The many uses of digitized newspapers

Clemens Neudecker

July 23, 09.50 - 11.20

SUMMARY: The talk will provide an overview of the landscape of digitized newspapers throughout Europe, showcasing various large collections with their main features, availability and collection characteristics. Following up from there, it will trace some exemplary digital humanities research efforts that work with digitized newspaper collections, introducing the context and setup of the investigation, with the chosen methodologies as well as the challenges and successes encountered.

Clemens Neudecker works as Research Advisor in the Directorate General of the Berlin State Library (Staatsbibliothek zu Berlin - Preussischer Kulturbesitz). Formerly he worked at the Bavarian State Library and the National Library of the Netherlands as coordinator of the Europeana Newspapers project (2012-2015), Technical Manager of the IMPACT project (2008-2012), Work Package Leader of the projects SUCCEED and SCAPE and the Early Modern OCR Project. He is a founder of the KB Research Lab. His main interests are OCR, Machine Learning and Digital Humanities.

A digital humanities approach to historical sociolinguistics of Estonian

Peeter Tinits

July 25, 15.00 - 16.30

SUMMARY: A sociolinguistic approach to language history suggests that in order to understand why languages now are the way they are, we need to look at the details of how the language was used by whom and why in the past communities. These practices can be quite diverse and a good overview is difficult to establish. I will talk about how well-formed digital collections can help greatly with this endeavor. Specifically, I will describe how I studied the mechanisms of spelling standardization around 1870-1930 by combining a number of different data sources with various degrees of structure at the start. I combined and assembled a large collection of digitized texts, bibliographic metadata, biographic metadata, demographic data as well as data on language prescription and education to better understand the general trends in the community. I will talk through the process of assembling these databases and show the results that can be achieved when such databases are combined. I will underline the benefits that making such public datasets can give to the scholarly community as well as our understanding of the past, whether on language use or some other topic.
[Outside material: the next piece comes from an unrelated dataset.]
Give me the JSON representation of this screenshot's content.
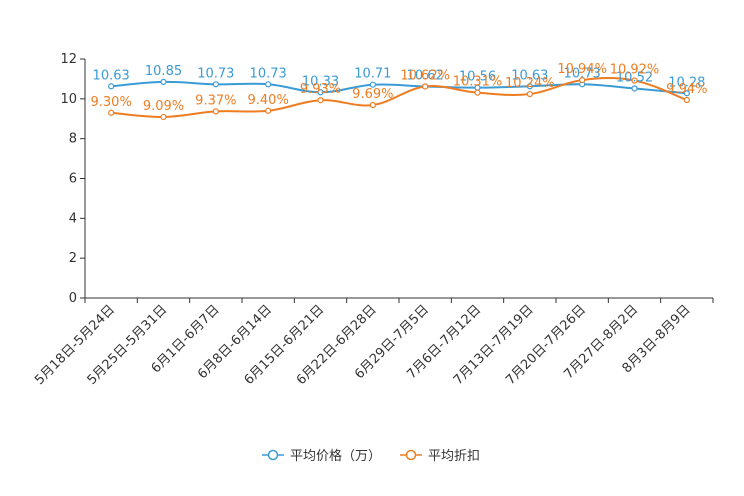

Peeter Tinits currently works on text mining techniques to study the history of technology based on newspaper texts in University of Tartu, Estonia. His PhD work in Tallinn University has been on the spelling standardization of Estonian in around 1870-1930, looking at the sociolinguistic factors involved and the influence of language prescription. He has worked on various different digital humanities research projects ranging from the history of Wikipedia to the cultural evolution of films with both computational and experimental tools. He has a special interest in the use of open research practices in humanities.